Le secteur automobile traverse une période de doutes profonds concernant la transition électrique. Si les constructeurs généralistes multiplient les déclarations prudentes et tempèrent leurs ambitions, les fabricants de camping-cars et de vans aménagés vont plus loin encore : ils renoncent purement et simplement à leurs projets de véhicules de loisirs électrifiés. Cette tendance marque un tournant significatif dans une industrie qui semblait pourtant engagée sur la voie de l'électromobilité.
Les contraintes techniques qui freinent l'électrification des vans
Volkswagen illustre parfaitement cette marche arrière industrielle. Le constructeur de Wolfsburg avait initialement envisagé de décliner son ID Buzz, réinterprétation moderne du mythique Combi, en version California aménagée. Après plusieurs annonces suivies de reports successifs, le projet est désormais repoussé au mieux jusqu'à la fin de la décennie, voire abandonné sine die.
Les ingénieurs allemands se heurtent à des obstacles majeurs qui rendent l'équation techniquement complexe. Le premier défi concerne la masse totale du véhicule. Avec une base ID Buzz qui affiche déjà 2,5 tonnes sur la balance, l'ajout des équipements de camping traditionnel pousserait inévitablement le poids vers des sommets incompatibles avec la réglementation actuelle. Le permis B autorisant les camping-cars jusqu'à 4,2 tonnes n'ayant toujours pas obtenu l'aval des instances européennes, cette contrainte demeure un frein réglementaire non négligeable.
L'autonomie constitue le second écueil majeur. Les acheteurs de véhicules de loisirs recherchent la liberté de mouvement et l'exploration de zones parfois éloignées des infrastructures de recharge. Or, avec un équipement complet embarqué sollicitant constamment la batterie, l'autonomie réelle d'un van électrique aménagé se révèle problématique pour une utilisation nomade authentique.
Mercedes abandonne également ses ambitions électriques pour le Marco Polo
L'étoile à trois branches observe attentivement ces difficultés.
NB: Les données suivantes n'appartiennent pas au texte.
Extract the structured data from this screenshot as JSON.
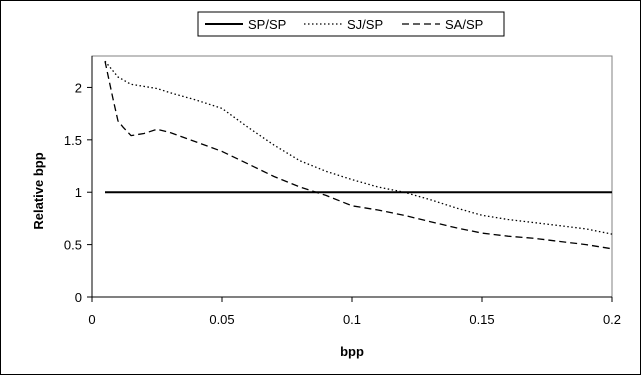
{
  "chart_data": {
    "type": "line",
    "title": "",
    "xlabel": "bpp",
    "ylabel": "Relative bpp",
    "xlim": [
      0,
      0.2
    ],
    "ylim": [
      0,
      2.3
    ],
    "x_ticks": [
      0,
      0.05,
      0.1,
      0.15,
      0.2
    ],
    "x_tick_labels": [
      "0",
      "0.05",
      "0.1",
      "0.15",
      "0.2"
    ],
    "y_ticks": [
      0,
      0.5,
      1,
      1.5,
      2
    ],
    "y_tick_labels": [
      "0",
      "0.5",
      "1",
      "1.5",
      "2"
    ],
    "grid": false,
    "legend_position": "top-center",
    "series": [
      {
        "name": "SP/SP",
        "style": "solid",
        "color": "#000000",
        "points": [
          [
            0.005,
            1.0
          ],
          [
            0.2,
            1.0
          ]
        ]
      },
      {
        "name": "SJ/SP",
        "style": "dotted",
        "color": "#000000",
        "points": [
          [
            0.005,
            2.25
          ],
          [
            0.01,
            2.1
          ],
          [
            0.015,
            2.03
          ],
          [
            0.02,
            2.01
          ],
          [
            0.025,
            1.99
          ],
          [
            0.03,
            1.95
          ],
          [
            0.04,
            1.88
          ],
          [
            0.05,
            1.8
          ],
          [
            0.06,
            1.62
          ],
          [
            0.07,
            1.45
          ],
          [
            0.08,
            1.3
          ],
          [
            0.09,
            1.2
          ],
          [
            0.1,
            1.12
          ],
          [
            0.11,
            1.05
          ],
          [
            0.12,
            1.0
          ],
          [
            0.13,
            0.93
          ],
          [
            0.14,
            0.85
          ],
          [
            0.15,
            0.78
          ],
          [
            0.16,
            0.74
          ],
          [
            0.17,
            0.71
          ],
          [
            0.18,
            0.68
          ],
          [
            0.19,
            0.65
          ],
          [
            0.2,
            0.6
          ]
        ]
      },
      {
        "name": "SA/SP",
        "style": "dashed",
        "color": "#000000",
        "points": [
          [
            0.005,
            2.25
          ],
          [
            0.008,
            1.9
          ],
          [
            0.01,
            1.68
          ],
          [
            0.012,
            1.62
          ],
          [
            0.015,
            1.54
          ],
          [
            0.02,
            1.56
          ],
          [
            0.025,
            1.6
          ],
          [
            0.03,
            1.57
          ],
          [
            0.04,
            1.48
          ],
          [
            0.05,
            1.39
          ],
          [
            0.06,
            1.27
          ],
          [
            0.07,
            1.15
          ],
          [
            0.08,
            1.05
          ],
          [
            0.09,
            0.97
          ],
          [
            0.1,
            0.87
          ],
          [
            0.11,
            0.83
          ],
          [
            0.12,
            0.78
          ],
          [
            0.13,
            0.72
          ],
          [
            0.14,
            0.66
          ],
          [
            0.15,
            0.61
          ],
          [
            0.16,
            0.58
          ],
          [
            0.17,
            0.56
          ],
          [
            0.18,
            0.53
          ],
          [
            0.19,
            0.5
          ],
          [
            0.2,
            0.46
          ]
        ]
      }
    ]
  }
}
Mercedes prépare activement le renouvellement de son Classe V, qui deviendra VLE dans sa déclinaison électrique. La présentation officielle est programmée pour le 10 mars 2026, suscitant naturellement des interrogations sur une éventuelle version aménagée électrique du Marco Polo, commercialisé depuis 1984.
Après quarante-deux années de collaboration avec Westfalia, le spécialiste historique des aménagements, Stuttgart décide de reprendre la main sur la production. L'assemblage s'effectuera désormais à Ludwigsfelde en Allemagne, à partir de bases produites à Vitoria en Espagne. Cette réorganisation industrielle s'accompagne d'un restylage prévu pour l'été 2026, avec notamment une amélioration de la hauteur intérieure.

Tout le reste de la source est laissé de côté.